Le Tsar vient enfin réclamer une accélération des négociations. Mais cette fois, c'est Napoléon qui vient contrarier les plans autrichiens en refusant tout net les frontières de 1792. Il veut revenir aux frontières naturelles. Les dissensions au sein de la coalition se font jour. Les russes et prussiens refusent, les autrichiens sont pour, l'Angleterre tente de concilier les deux camps.
Bon gré mal gré, l'Autriche se résout à reprendre timidement l'offensive militaire. Blucher lui n'a pas perdu de temps. Il est remonté plein nord sur Laon pour faire sa jonction avec les corps prussiens et russes de l'armée de Silésie (Bernadotte se hâte lentement contre son ancienne patrie, très lentement, trop lentement pour ne pas éveiller les soupçons. Les corps russes et prussiens sont retirés de sont commandement). Napoléon tente une nouvelle fois de battre Blucher séparément. Il échoue à Laon le 1er mars. L'Autriche renouvelle ses propositions de paix. Napoléon refuse à nouveau.
Le 15 mars, les coalisés signent le traité de Chaumont. Ils se jurent de ne pas déposer les armes tant que l'objectif fixé entre eux n'est pas atteins. Cet objectif n'est pas énoncé dans le traité mais on le connait tous désormais : marcher sur Paris et renverser Napoléon.
Napoléon lui continue de croire en sa victoire militaire. Il marche sur Saint Dizier, écrase un corps russe, puis sur Arçis-sur-Aube contre les autrichiens. Mais cette fois l'armée autrichienne ne recule plus. Au contraire elle avance.

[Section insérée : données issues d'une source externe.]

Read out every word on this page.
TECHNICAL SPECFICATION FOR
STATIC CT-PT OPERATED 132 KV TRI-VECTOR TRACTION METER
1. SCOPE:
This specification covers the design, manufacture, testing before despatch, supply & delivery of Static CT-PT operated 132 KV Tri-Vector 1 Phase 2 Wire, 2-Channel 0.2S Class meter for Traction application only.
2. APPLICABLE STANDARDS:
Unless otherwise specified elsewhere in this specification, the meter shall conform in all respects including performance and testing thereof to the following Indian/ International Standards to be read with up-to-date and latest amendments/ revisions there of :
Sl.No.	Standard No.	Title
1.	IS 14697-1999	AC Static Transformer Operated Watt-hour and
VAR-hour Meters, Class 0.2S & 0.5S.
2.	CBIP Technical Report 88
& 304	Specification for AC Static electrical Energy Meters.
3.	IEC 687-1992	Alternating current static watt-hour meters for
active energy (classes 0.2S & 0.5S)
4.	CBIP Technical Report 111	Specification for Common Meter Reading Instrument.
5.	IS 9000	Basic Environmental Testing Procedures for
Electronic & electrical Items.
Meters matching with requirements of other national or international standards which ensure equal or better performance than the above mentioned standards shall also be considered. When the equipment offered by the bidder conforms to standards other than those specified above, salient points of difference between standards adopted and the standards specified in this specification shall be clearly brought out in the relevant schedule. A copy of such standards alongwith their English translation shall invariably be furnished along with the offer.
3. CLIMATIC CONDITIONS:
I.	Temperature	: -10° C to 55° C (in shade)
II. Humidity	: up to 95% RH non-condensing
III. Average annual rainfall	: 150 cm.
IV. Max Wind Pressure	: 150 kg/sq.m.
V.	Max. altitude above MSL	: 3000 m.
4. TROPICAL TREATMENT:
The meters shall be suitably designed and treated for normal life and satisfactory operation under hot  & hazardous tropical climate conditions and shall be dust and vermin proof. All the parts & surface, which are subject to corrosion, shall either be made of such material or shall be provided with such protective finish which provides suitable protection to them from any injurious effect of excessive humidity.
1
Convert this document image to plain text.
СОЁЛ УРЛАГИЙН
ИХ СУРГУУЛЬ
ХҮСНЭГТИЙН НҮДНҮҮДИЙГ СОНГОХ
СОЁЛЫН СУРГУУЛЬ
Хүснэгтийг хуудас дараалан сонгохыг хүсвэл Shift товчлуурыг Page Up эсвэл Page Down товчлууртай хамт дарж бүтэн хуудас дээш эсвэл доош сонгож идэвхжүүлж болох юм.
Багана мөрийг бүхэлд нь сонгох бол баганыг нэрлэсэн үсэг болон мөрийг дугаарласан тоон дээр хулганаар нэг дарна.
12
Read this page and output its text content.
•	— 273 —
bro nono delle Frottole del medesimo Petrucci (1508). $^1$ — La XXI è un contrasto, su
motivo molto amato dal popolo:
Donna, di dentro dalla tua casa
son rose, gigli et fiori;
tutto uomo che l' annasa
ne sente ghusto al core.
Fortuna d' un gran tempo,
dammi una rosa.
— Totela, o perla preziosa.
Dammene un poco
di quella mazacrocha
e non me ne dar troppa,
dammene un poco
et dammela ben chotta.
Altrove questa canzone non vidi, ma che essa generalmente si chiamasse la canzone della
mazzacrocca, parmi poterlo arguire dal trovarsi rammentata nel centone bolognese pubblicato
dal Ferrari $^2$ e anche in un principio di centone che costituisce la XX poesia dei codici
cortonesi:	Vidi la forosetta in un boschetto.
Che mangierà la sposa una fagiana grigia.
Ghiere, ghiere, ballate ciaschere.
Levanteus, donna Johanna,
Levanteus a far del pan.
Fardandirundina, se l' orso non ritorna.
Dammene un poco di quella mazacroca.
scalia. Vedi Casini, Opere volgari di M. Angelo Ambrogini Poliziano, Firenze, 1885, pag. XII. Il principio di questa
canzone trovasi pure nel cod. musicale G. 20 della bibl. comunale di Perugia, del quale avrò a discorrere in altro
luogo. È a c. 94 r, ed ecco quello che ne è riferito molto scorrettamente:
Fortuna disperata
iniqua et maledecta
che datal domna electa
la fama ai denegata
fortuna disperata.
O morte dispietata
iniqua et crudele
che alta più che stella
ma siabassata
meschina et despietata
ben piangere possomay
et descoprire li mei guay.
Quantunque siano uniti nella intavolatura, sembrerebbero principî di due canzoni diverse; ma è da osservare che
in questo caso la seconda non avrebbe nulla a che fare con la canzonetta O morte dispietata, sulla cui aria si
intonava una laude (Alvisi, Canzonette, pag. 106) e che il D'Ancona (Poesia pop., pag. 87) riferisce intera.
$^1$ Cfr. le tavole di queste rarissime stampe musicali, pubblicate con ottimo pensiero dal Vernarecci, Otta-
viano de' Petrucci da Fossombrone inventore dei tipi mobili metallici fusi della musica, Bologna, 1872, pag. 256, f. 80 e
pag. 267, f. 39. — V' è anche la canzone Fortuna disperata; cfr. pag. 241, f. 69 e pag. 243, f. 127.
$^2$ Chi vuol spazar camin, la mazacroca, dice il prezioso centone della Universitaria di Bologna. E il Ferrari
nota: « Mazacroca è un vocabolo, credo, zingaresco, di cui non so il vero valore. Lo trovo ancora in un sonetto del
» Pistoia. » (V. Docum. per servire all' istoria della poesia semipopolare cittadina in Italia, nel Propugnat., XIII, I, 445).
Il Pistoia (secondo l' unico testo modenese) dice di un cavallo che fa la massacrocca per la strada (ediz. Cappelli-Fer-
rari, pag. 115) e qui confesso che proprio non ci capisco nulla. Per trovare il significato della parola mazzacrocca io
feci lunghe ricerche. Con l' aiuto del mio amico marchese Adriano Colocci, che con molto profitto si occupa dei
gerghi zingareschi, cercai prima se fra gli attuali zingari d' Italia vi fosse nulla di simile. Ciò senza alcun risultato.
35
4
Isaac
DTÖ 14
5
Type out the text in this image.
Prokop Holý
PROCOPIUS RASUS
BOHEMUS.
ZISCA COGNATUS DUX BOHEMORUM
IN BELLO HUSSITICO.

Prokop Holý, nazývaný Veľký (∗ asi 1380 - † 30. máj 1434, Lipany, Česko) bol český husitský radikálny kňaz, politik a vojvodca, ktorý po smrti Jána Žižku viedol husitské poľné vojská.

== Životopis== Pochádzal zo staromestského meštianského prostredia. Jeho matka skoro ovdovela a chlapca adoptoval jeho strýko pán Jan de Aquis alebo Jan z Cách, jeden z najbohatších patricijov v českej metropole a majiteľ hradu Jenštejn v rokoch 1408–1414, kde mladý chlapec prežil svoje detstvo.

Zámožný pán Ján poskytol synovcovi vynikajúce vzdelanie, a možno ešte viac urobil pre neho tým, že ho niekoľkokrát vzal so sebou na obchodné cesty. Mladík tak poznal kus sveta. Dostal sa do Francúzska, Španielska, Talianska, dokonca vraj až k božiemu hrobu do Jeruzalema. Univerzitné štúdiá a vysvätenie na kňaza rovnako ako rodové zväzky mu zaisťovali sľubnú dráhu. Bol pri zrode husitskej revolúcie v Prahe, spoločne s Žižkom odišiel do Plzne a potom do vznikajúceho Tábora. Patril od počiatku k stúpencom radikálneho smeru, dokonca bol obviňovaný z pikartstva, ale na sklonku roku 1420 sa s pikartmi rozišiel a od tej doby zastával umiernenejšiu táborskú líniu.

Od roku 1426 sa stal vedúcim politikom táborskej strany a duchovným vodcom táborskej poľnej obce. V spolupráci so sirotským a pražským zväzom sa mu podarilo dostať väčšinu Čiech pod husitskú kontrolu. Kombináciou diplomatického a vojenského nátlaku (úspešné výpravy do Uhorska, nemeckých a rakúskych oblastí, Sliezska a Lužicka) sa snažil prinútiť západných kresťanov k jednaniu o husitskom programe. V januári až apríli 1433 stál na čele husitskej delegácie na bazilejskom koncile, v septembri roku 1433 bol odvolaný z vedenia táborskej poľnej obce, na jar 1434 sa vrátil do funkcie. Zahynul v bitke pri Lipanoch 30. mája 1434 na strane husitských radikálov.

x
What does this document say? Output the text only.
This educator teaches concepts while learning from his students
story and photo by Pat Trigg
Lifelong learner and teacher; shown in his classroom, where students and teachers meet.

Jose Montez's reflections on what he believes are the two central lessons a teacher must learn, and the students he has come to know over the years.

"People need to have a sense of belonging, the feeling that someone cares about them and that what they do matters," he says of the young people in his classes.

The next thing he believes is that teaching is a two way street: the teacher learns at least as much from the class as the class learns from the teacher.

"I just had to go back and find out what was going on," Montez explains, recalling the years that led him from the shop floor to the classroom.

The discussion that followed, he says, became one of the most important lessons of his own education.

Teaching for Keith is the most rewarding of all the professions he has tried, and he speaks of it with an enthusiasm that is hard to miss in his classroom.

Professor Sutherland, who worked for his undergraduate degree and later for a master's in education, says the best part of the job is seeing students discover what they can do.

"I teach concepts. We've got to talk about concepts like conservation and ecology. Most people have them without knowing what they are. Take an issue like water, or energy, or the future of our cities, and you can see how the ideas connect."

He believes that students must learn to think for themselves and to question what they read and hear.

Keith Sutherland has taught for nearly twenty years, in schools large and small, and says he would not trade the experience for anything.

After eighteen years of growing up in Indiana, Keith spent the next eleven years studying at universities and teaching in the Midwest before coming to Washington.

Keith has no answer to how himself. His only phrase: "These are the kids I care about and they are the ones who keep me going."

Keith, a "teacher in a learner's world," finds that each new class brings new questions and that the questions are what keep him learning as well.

Napoléon est battu. Il se lance vers l'Est. Mais une fois que l'objectif politique est clairement défini, les coalisés s'en tiennent au plan : marcher sur Paris et y renverser Napoléon.
Le 24 mars, les armées de Schwarzenberg et de Blucher marchent conjointement sur Paris, ignorant Napoléon, et remportant deux bataille à Fère-Champenoise le 25 mars puis à Paris le 30 mars.
Si l'objectif politique avait été fixé dès le début décembre 1813 et que tous les moyens avaient été mis dans ce but, "la campagne de France" se serait probablement réduite à une bataille sous les murs de Paris à la mi janvier.